Тимур ушел к пирующим. Наступил уже поздний вечер. Пир продолжался среди пылающих костров, высоко вскидывающих яркое пламя, отчего тьма вокруг стала непроницаемой. Но из этой тьмы десятки тысяч глаз следили за всеми, кто передвигался и шевелился в свете костров, за искрами, над кострами — за пиром повелителя, гадая, чем кончится этот пир, — по многому опыту воины знали: повелитель тогда лишь пировал и развлекался, когда, что-то обдумав, что-то решив и подготовив, как бы с облегчением предавался недолгим радостям накануне тяжелого труда, перед выполнением задуманного. Он и на пиру не столько занимался шемаханскими гостями, сколько тешил своих соратников.
Для гостей, чтобы уважить их, он велел привезти к этому дню из Тебриза самых лучших азербайджанских певцов-сазандаров.
Трое сазандаров вошли согбенные, с опущенными глазами, с ладонями, прижатыми к сердцам. Синие короткие кафтаны были перехвачены багряными кушаками, поблескивали белизной вороты шелковых рубах. На всех троих были надеты островерхие черные шапки. Скромно поместившись с краю от круга пирующих, один украдчиво проверил настройку своего тара, другой провел смычком по круглой, как кокосовый орех, каманче, третий откашлялся в рукав.
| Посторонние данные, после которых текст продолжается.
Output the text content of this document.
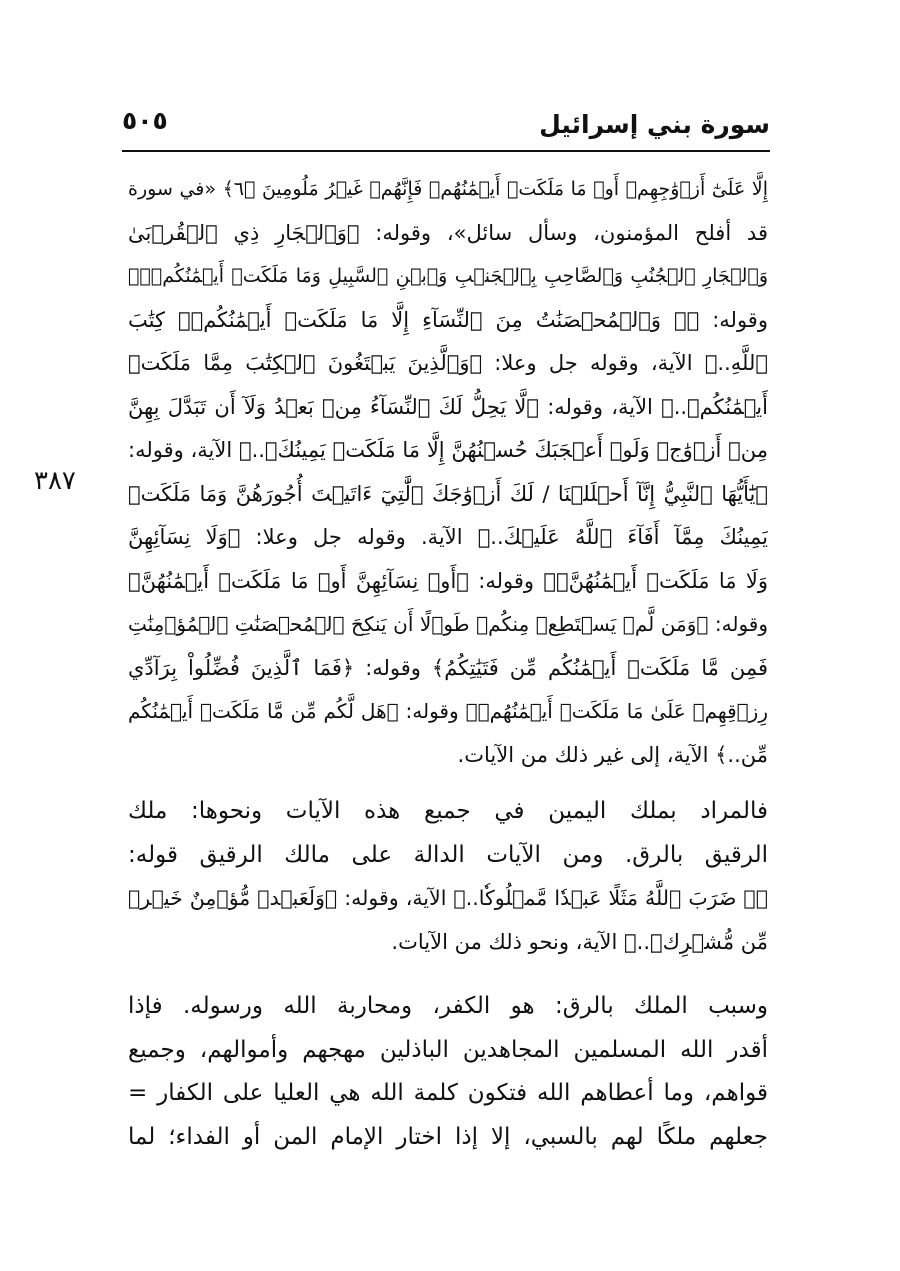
سورة بني إسرائيل
٥٠٥
٣٨٧
إِلَّا عَلَىٰٓ أَزۡوَٰجِهِمۡ أَوۡ مَا مَلَكَتۡ أَيۡمَٰنُهُمۡ فَإِنَّهُمۡ غَيۡرُ مَلُومِينَ ﴿٦﴾ «في سورة
قد أفلح المؤمنون، وسأل سائل»، وقوله: ﴿وَٱلۡجَارِ ذِي ٱلۡقُرۡبَىٰ
وَٱلۡجَارِ ٱلۡجُنُبِ وَٱلصَّاحِبِ بِٱلۡجَنۢبِ وَٱبۡنِ ٱلسَّبِيلِ وَمَا مَلَكَتۡ أَيۡمَٰنُكُمۡۗ﴾
وقوله: ﴿۞ وَٱلۡمُحۡصَنَٰتُ مِنَ ٱلنِّسَآءِ إِلَّا مَا مَلَكَتۡ أَيۡمَٰنُكُمۡۖ كِتَٰبَ
ٱللَّهِ..﴾ الآية، وقوله جل وعلا: ﴿وَٱلَّذِينَ يَبۡتَغُونَ ٱلۡكِتَٰبَ مِمَّا مَلَكَتۡ
أَيۡمَٰنُكُمۡ..﴾ الآية، وقوله: ﴿لَّا يَحِلُّ لَكَ ٱلنِّسَآءُ مِنۢ بَعۡدُ وَلَآ أَن تَبَدَّلَ بِهِنَّ
مِنۡ أَزۡوَٰجٖ وَلَوۡ أَعۡجَبَكَ حُسۡنُهُنَّ إِلَّا مَا مَلَكَتۡ يَمِينُكَۗ..﴾ الآية، وقوله:
﴿يَٰٓأَيُّهَا ٱلنَّبِيُّ إِنَّآ أَحۡلَلۡنَا / لَكَ أَزۡوَٰجَكَ ٱلَّٰتِيٓ ءَاتَيۡتَ أُجُورَهُنَّ وَمَا مَلَكَتۡ
يَمِينُكَ مِمَّآ أَفَآءَ ٱللَّهُ عَلَيۡكَ..﴾ الآية. وقوله جل وعلا: ﴿وَلَا نِسَآئِهِنَّ
وَلَا مَا مَلَكَتۡ أَيۡمَٰنُهُنَّۗ﴾ وقوله: ﴿أَوۡ نِسَآئِهِنَّ أَوۡ مَا مَلَكَتۡ أَيۡمَٰنُهُنَّ﴾
وقوله: ﴿وَمَن لَّمۡ يَسۡتَطِعۡ مِنكُمۡ طَوۡلًا أَن يَنكِحَ ٱلۡمُحۡصَنَٰتِ ٱلۡمُؤۡمِنَٰتِ
فَمِن مَّا مَلَكَتۡ أَيۡمَٰنُكُم مِّن فَتَيَٰتِكُمُ﴾ وقوله: ﴿فَمَا ٱلَّذِينَ فُضِّلُواْ بِرَآدِّي
رِزۡقِهِمۡ عَلَىٰ مَا مَلَكَتۡ أَيۡمَٰنُهُمۡ﴾ وقوله: ﴿هَل لَّكُم مِّن مَّا مَلَكَتۡ أَيۡمَٰنُكُم
مِّن..﴾ الآية، إلى غير ذلك من الآيات.
فالمراد بملك اليمين في جميع هذه الآيات ونحوها: ملك
الرقيق بالرق. ومن الآيات الدالة على مالك الرقيق قوله:
﴿۞ ضَرَبَ ٱللَّهُ مَثَلًا عَبۡدٗا مَّمۡلُوكٗا..﴾ الآية، وقوله: ﴿وَلَعَبۡدٞ مُّؤۡمِنٌ خَيۡرٞ
مِّن مُّشۡرِكٖ..﴾ الآية، ونحو ذلك من الآيات.
وسبب الملك بالرق: هو الكفر، ومحاربة الله ورسوله. فإذا
أقدر الله المسلمين المجاهدين الباذلين مهجهم وأموالهم، وجميع
قواهم، وما أعطاهم الله فتكون كلمة الله هي العليا على الكفار =
جعلهم ملكًا لهم بالسبي، إلا إذا اختار الإمام المن أو الفداء؛ لما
Ширван-шах повернулся к ним, к этим своим соплеменникам, отторгнутым от Ширвана, может быть забывшим в толчее Тебриза заветы предков о единстве своего народа, разобщенного на мелкие ханства, истерзанного нашествиями завоевателей, розданного по чужой воле во власть разноплеменных владык. И одеждой они отличались от дербентцев и шемаханцев, и в лицах их сквозило солнце иранской земли.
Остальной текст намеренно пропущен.